- The New York Times published this good short video about how Bitcoin Works.
2. The evil side of social media — centralized data collection and AI — was revealed on 17 March 2018 in the Facebook – Cambridge Analytica scandal. It now rears its ugly head again. Not in the Trump-led United States, but in Myanmar. The United Nations team investigating genocide against the Rohingya Muslims has reported that Facebook has played a “determining role” in inciting racial violence. The BBC quotes the U.N. Special Rapporteur on human rights in Myanmar, Yanghee Lee as follows: “I’m afraid that Facebook has now turned into a beast.” Myanmar’s head of state, the Nobel laureate Aung San Suu Kyi seems caught up in a political campaign and powerless to stop the killings.
“Blockchain technology” — the buzzword of the day — does not automatically solve these problems. While promising and revolutionary, many of the (mostly) government- and corporate-sponsored implementations, permissioned, closed-source ledgers could arguably make the situation even worse. The privacy bill of rights proposed by Barack Obama as well as the EU’s General Data Protection Regulation (that goes into effect in May 2018) should be considered very small steps in the right direction.
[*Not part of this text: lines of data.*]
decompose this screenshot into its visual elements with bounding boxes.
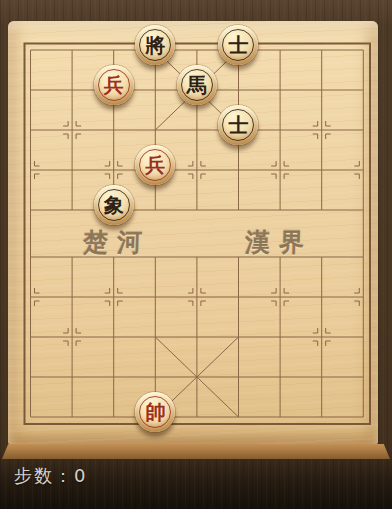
piece-glyph: 將 <box>145 35 165 55</box>
piece-glyph: 兵 <box>104 75 124 95</box>
intersection-3-8[interactable] <box>134 357 176 397</box>
intersection-3-6[interactable] <box>134 277 176 317</box>
intersection-7-7[interactable] <box>301 317 343 357</box>
intersection-2-4[interactable]: 象 <box>93 190 135 230</box>
intersection-8-8[interactable] <box>342 357 384 397</box>
board-intersections: 將士兵馬士兵象帥 <box>10 30 384 437</box>
intersection-1-1[interactable] <box>51 70 93 110</box>
intersection-8-6[interactable] <box>342 277 384 317</box>
intersection-5-1[interactable] <box>218 70 260 110</box>
piece-glyph: 馬 <box>187 75 207 95</box>
intersection-0-0[interactable] <box>10 30 52 70</box>
intersection-4-3[interactable] <box>176 150 218 190</box>
intersection-8-5[interactable] <box>342 237 384 277</box>
intersection-7-2[interactable] <box>301 110 343 150</box>
intersection-5-0[interactable]: 士 <box>218 30 260 70</box>
intersection-8-3[interactable] <box>342 150 384 190</box>
intersection-1-3[interactable] <box>51 150 93 190</box>
intersection-4-9[interactable] <box>176 397 218 437</box>
intersection-3-9[interactable]: 帥 <box>134 397 176 437</box>
intersection-2-9[interactable] <box>93 397 135 437</box>
intersection-3-7[interactable] <box>134 317 176 357</box>
intersection-7-4[interactable] <box>301 190 343 230</box>
intersection-1-6[interactable] <box>51 277 93 317</box>
intersection-4-4[interactable] <box>176 190 218 230</box>
piece-glyph: 象 <box>104 195 124 215</box>
intersection-4-6[interactable] <box>176 277 218 317</box>
intersection-5-4[interactable] <box>218 190 260 230</box>
intersection-3-3[interactable]: 兵 <box>134 150 176 190</box>
intersection-7-1[interactable] <box>301 70 343 110</box>
intersection-0-4[interactable] <box>10 190 52 230</box>
intersection-6-4[interactable] <box>259 190 301 230</box>
intersection-7-0[interactable] <box>301 30 343 70</box>
intersection-0-5[interactable] <box>10 237 52 277</box>
intersection-6-8[interactable] <box>259 357 301 397</box>
piece-red-general[interactable]: 帥 <box>135 392 175 432</box>
intersection-1-5[interactable] <box>51 237 93 277</box>
intersection-3-4[interactable] <box>134 190 176 230</box>
intersection-7-5[interactable] <box>301 237 343 277</box>
intersection-2-7[interactable] <box>93 317 135 357</box>
intersection-3-1[interactable] <box>134 70 176 110</box>
intersection-6-1[interactable] <box>259 70 301 110</box>
move-counter-value: 0 <box>74 465 87 486</box>
intersection-8-0[interactable] <box>342 30 384 70</box>
intersection-5-9[interactable] <box>218 397 260 437</box>
intersection-7-9[interactable] <box>301 397 343 437</box>
intersection-5-7[interactable] <box>218 317 260 357</box>
piece-black-horse[interactable]: 馬 <box>177 65 217 105</box>
intersection-2-0[interactable] <box>93 30 135 70</box>
intersection-8-2[interactable] <box>342 110 384 150</box>
piece-black-advisor-1[interactable]: 士 <box>218 25 258 65</box>
intersection-6-7[interactable] <box>259 317 301 357</box>
piece-glyph: 士 <box>228 115 248 135</box>
intersection-8-1[interactable] <box>342 70 384 110</box>
piece-black-elephant[interactable]: 象 <box>94 185 134 225</box>
intersection-4-0[interactable] <box>176 30 218 70</box>
intersection-6-9[interactable] <box>259 397 301 437</box>
intersection-2-6[interactable] <box>93 277 135 317</box>
intersection-0-9[interactable] <box>10 397 52 437</box>
intersection-4-5[interactable] <box>176 237 218 277</box>
intersection-4-8[interactable] <box>176 357 218 397</box>
move-counter-label: 步数： <box>14 465 74 486</box>
intersection-2-8[interactable] <box>93 357 135 397</box>
intersection-6-6[interactable] <box>259 277 301 317</box>
intersection-8-9[interactable] <box>342 397 384 437</box>
intersection-1-0[interactable] <box>51 30 93 70</box>
intersection-3-2[interactable] <box>134 110 176 150</box>
intersection-1-9[interactable] <box>51 397 93 437</box>
intersection-2-1[interactable]: 兵 <box>93 70 135 110</box>
piece-red-soldier-2[interactable]: 兵 <box>135 145 175 185</box>
intersection-2-5[interactable] <box>93 237 135 277</box>
intersection-5-5[interactable] <box>218 237 260 277</box>
piece-black-general[interactable]: 將 <box>135 25 175 65</box>
intersection-4-7[interactable] <box>176 317 218 357</box>
intersection-1-2[interactable] <box>51 110 93 150</box>
intersection-5-6[interactable] <box>218 277 260 317</box>
intersection-2-2[interactable] <box>93 110 135 150</box>
intersection-6-0[interactable] <box>259 30 301 70</box>
intersection-1-8[interactable] <box>51 357 93 397</box>
piece-glyph: 士 <box>228 35 248 55</box>
piece-black-advisor-2[interactable]: 士 <box>218 105 258 145</box>
intersection-3-0[interactable]: 將 <box>134 30 176 70</box>
intersection-6-2[interactable] <box>259 110 301 150</box>
intersection-6-5[interactable] <box>259 237 301 277</box>
move-counter: 步数：0 <box>14 464 87 488</box>
intersection-0-7[interactable] <box>10 317 52 357</box>
intersection-6-3[interactable] <box>259 150 301 190</box>
intersection-7-3[interactable] <box>301 150 343 190</box>
intersection-2-3[interactable] <box>93 150 135 190</box>
intersection-5-8[interactable] <box>218 357 260 397</box>
intersection-0-2[interactable] <box>10 110 52 150</box>
intersection-7-8[interactable] <box>301 357 343 397</box>
board-bottom-bevel <box>2 444 390 459</box>
intersection-7-6[interactable] <box>301 277 343 317</box>
intersection-1-4[interactable] <box>51 190 93 230</box>
intersection-0-8[interactable] <box>10 357 52 397</box>
piece-glyph: 帥 <box>145 402 165 422</box>
intersection-3-5[interactable] <box>134 237 176 277</box>
intersection-5-3[interactable] <box>218 150 260 190</box>
piece-glyph: 兵 <box>145 155 165 175</box>
intersection-0-1[interactable] <box>10 70 52 110</box>
intersection-4-2[interactable] <box>176 110 218 150</box>
intersection-0-3[interactable] <box>10 150 52 190</box>
intersection-0-6[interactable] <box>10 277 52 317</box>
intersection-8-7[interactable] <box>342 317 384 357</box>
intersection-8-4[interactable] <box>342 190 384 230</box>
piece-red-soldier-1[interactable]: 兵 <box>94 65 134 105</box>
intersection-5-2[interactable]: 士 <box>218 110 260 150</box>
intersection-1-7[interactable] <box>51 317 93 357</box>
intersection-4-1[interactable]: 馬 <box>176 70 218 110</box>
3. Yes, the sector is under attack. The total market cap for cryptocurrencies has declined sharply in the first quarter of 2018. China has outright banned ICOs, the U.S. has already begun to sharply regulate, and in some cases prosecute offenders. FB, Twitter, Google and Mailchimp have all announced restrictions on selling and marketing ICOs. In FB – Cambridge Analytica style, we’re being persuaded that cryptocurrencies are mostly used as tools of speculation or crime. It is possible to avoid denying that these problems exist, but let’s fully understand the situation through extensive research and open dialogue before jumping into more regulations.
4. It should be noted that Bitcoin Wednesday does not buy, sell or market cryptocurrencies, ICOs or any related projects in any way. We therefore intentionally do not curate the program, leaving complete responsibility to the public to decide which projects are and aren’t the good ones. We offer an objective platform to cover all sides of the debate, and always leave it to each individual to take responsibility and come to his or her own conclusions. If we want a society of citizens prepared to face the challenges of the future, not just poorly educated Trump supporters or Putin’s babushkas, there is no better way.
5. On 2 April 2018 The Wall Street Journal covered the rise of private equity and debt markets. The article is behind WSJ’s pay wall, so here’s a quick summary:
Telegram held a private sale of its own cryptocurrency, raising $850 million from just 81 individual investors. But that’s just one example. An incredible $2.4 Trillion was raised for private deals over the last 12 months, including not just ICOs but traditional private debt and equity. This grand sum far exceeds the amounts raised in public markets, and much of it comes from debt at a level not seen since before 2008. Current proposals for regulating ICOs will do nothing to reduce this debt.
6. On the utility token vs. security debate: It seems funny that for the same cryptocoins we were told are worthless, even when we announce that they are worthless, there are regulators who will turn around and say, “No, they are all securities, and you only buy them with the expectation of profit.” But didn’t they themselves tell us that they were worthless?
One more time: The regulator says virtual currencies are worthless. The sector sells utility tokens under terms that explicitly agree with the regulator, clearly stating that the tokens are worthless. Then the regulator changes his or her mind and says the worthless tokens are securities sold with the expectation of profit.